|The Battle at Glenfruin|
|In the beginning of the year
1603, Allaster MacGregor of Glenstrae, followed
by four hundred men chiefly of his own clan, but including also some of
the clans Cameron and Anverich, armed with "halberschois, pow-aixes, twa-handit
swordis, bowis and arrowis, and with hagbutis and pistoletis", advanced
into the territory of Luss. Alexander Colquhoun, acting under his
royal commission, had raised a force of 300 horse and 500 foot.
This is probably an exaggeration, but even it is not, the disasters which
befell them may be explained from the trap into which they fell, and from
the nature of the ground on which they encountered the enemy. This
divested them of all advantages which they might have derived from superiority
of numbers and from their horse.
On the 7th of February, 1603, the MacGregors were in Glenfruin in two divisions. One of them at the head of the glen, and the other in ambuscade near the farm of Strone, at a hollow or ravine called the Crate. The Colquhouns came into Glenfruin from the Luss side, which is opposite Strone - probably by Glen Luss and Glen Mackurn. Alexander Colquhoun pushed his forces in order to get through the glen before encountering the MacGregors; but, aware of his approach, Allaster MacGregor also pushed forward one division of his forces and entered at the head of glen in time to prevent his enemy from emerging from the upper end of the glen, whilst his brother, John MacGregor, with the division of his clan, which lay in ambuscade, by a detour, to the rear of the Colquhouns, which prevented their retreat down the glen without fighting their way through that section of the MacGregors who had just got in their rear. The success of the stratagem by which the Colquhouns were thus placed between two fires seems to be the only way of accounting for the terrible slaughter of the Colquhouns and much less loss of the MacGregors.

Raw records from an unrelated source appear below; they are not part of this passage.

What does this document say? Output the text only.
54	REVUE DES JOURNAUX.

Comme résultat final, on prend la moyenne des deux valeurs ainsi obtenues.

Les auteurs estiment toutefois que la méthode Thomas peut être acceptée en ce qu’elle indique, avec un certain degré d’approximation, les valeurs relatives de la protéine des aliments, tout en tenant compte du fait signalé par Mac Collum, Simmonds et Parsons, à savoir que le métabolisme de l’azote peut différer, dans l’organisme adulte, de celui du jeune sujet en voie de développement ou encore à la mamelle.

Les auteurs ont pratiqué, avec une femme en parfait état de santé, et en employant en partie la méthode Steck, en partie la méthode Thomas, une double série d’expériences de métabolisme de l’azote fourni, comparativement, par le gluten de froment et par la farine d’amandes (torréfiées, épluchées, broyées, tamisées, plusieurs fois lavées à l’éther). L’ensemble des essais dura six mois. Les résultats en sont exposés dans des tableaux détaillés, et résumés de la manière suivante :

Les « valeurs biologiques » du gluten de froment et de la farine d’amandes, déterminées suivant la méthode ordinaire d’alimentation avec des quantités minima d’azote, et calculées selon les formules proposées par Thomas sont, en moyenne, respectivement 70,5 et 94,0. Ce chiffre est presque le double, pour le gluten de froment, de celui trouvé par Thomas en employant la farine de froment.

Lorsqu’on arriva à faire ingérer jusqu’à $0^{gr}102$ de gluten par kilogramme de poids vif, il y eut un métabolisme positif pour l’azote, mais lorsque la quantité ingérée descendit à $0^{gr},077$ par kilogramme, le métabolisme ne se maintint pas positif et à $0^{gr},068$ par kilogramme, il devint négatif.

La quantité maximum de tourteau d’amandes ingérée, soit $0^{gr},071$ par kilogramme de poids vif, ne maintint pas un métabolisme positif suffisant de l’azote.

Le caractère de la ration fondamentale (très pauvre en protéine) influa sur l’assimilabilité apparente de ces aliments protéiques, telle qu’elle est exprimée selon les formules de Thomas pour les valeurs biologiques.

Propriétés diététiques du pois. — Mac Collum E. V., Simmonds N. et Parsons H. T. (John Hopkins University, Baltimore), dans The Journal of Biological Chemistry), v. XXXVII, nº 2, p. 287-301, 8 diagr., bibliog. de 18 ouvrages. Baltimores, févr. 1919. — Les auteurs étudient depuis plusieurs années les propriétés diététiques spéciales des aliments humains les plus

"The Colquhouns soon became unable to maintain their ground, and falling into a moss at the farm of Anchingaich, they were thrown into disorder, and made a hasty and disorderly retreat, which proved even more disastrous than the conflict, for they had to force their way through the men led by John MacGregor, whilst they were pressed behind by Allaster, who reuniting the two divisions of his army, continued the pursuit"
All who fell into the hands
of the victors were at once put to death, and the chief of the Colquhouns
barely escaped with his life after his horse had been killed under him.
One hundred and forty of the Colquhouns were slaughtered, and many more
were wounded, among them were several women and children. When the
pursuit ended, the work of spoliation and devastation commenced.
Large numbers of horse, cattle, sheep and goats were carried off, and many
of the houses and steading of the tenantry were burned to the ground.
Their triumph the MacGregors were not allowed long to enjoy. The
government took instant and severe measures against them. A price
was put upon the heads of seventy or eighty of them by name, and upon a
number of their confederates of other clans - "Before any judicial inquiry
was made, on the 3rd of April 1603, only two days before James VI left
Scotland for England to take possession of the English throne, an Act of
Privy Council was passed, by which the name of Gregor or MacGregor was
forever abolished. All of this surname were commanded, under penalty
of death, to change it for another; and the same penalty was denounced
against those who should give food or shelter to any of the clan.
All who had been at the conflict at Glenfruin, and at the spoliation and
burning of the lands of the Laird of Luss, were prohibited, under penalty
of death, from carrying any weapon except a pointless knife to eat their
meat." (This was to remain in effect until 1775 when
the penalty was repealed) Thirty five of the clan Gregor were
executed after a trial between the 20th of May 1603 and the 2nd of March
1604. Amongst these was Allaster MacGregor,
who surrendered himself to the Earl of Argyll.